Jong, seorang pasien, sedang menjelang ajal karena kanker. Proses kemoterapi telah menghilangkan kekebalan tubuhnya hingga ia terserang virus ganas dan harus dirawat diruang ICU untuk perlidungan yang maksimal. Jong tidak memberikan arahan sebelumnya dan istrinya, Soo-jin yang mewakilinya untuk memutuskan. Kondisi Jong memburuk dan tim medis ingin melepaskan alat-alat bantu dan memungkinkan dia untuk mati. Soo-jin adalah seorang wanita lemah lembut yang sangat hormat kepada dokter. Tetapi ia dengan tegas menolak diajak untuk berdiskusi tentang pencabutan alat bantu kehidupan suaminya. Ketika ditanya apakah kalau Soo-jin dalam kedudukan suaminya ia akan berbuat sama untuk dirinya, ia menjawab:”Tentu saja tidak!”, Dia lebih suka  alat-alat bantu itu dilepaskan agar ia dapat mati dengan tenang. Jadi mengapa ia berbuat sebaliknya untuk suaminya? "Tugas seorang istri yang baik adalah untuk menyelamatkan suaminya," katanya lembut dan dengan tekad baja. Panggilan tugas itu sangat kuat dan sulit untuk diabaikan. Soo-jin mengambil keputusan yang tidak akan ia ambil untuk dirinya karena panggilan tugas itu.
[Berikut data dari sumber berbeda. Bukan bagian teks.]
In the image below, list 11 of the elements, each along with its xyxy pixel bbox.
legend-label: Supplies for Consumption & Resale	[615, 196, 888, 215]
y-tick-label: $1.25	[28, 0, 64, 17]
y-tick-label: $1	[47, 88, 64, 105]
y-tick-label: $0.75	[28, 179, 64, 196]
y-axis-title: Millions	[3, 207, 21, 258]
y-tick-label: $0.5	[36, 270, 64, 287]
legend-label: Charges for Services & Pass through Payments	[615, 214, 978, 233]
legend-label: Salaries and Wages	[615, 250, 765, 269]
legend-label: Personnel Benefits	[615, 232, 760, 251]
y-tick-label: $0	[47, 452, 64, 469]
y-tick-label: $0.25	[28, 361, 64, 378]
James yang sudah tua, mengalami sakit jantung yang parah. Dia telah beberapa kali masuk rumah sakit. Suatu kali ia tidak sadar dan harus dirawat diruang ICU dan dipasang peralatan bantu kehidupan. Meski  dengan terapi maksimal, tekanan darahnya terlalu rendah, ginjalnya tidak berfungsi dan ia tidak bisa dibangunkan. Anaknya, John, yang tinggal di negara bagian lain, diminta datang. John sibuk dengan hidupnya dan tidak mengunjungi ayahnya selama beberapa tahun. Ketika ia tiba, tim medis minta izin kepadanya untuk mencabut alat-alat bantu dari tubuh ayahnya untuk memungkinkan ayahnya mati. Sambil duduk di samping tempat tidur ayahnya yang menjelang ajal, yang diingatnya hanyalah rasa menyesalnya bahwa ia tidak pernah mengunjungi maupun menilpun ayahnya. Sekarang, ia datang melihat ayahnya di ambang kematian, nalurinya yang kuat mengatakan bahwa ia wajib untuk berperan sebagai pembela dan berjuang untuk melindungi ayahnya dari dokter-dokter yang ingin mencabut alat-alat bantu hidupnya. Dalam situasi seperti ini, sadar atau tidak sadar, ia terutama didorong oleh kepentingan dirinya sendiri untuk menebus kesalahan, satu kesempatan terakhir untuk memperbaiki hubungan dengan ayahnya.


Ketika nyawa seseorang ada ditangan kita (anda), terutama ketika harus memilih untuk mencabut atau membiarkan alat penyambung hidup seseorang, ada beberapa kesulitan tersembunyi dan karenanya kita harus sangat berhati-hati. Disamping panggilan rasa cinta, tugas ataupun menebus kesalahan, kita harus bertanya apakah tindakan kita didasari kepentingan diri-sendiri atau kepentingan si sakit.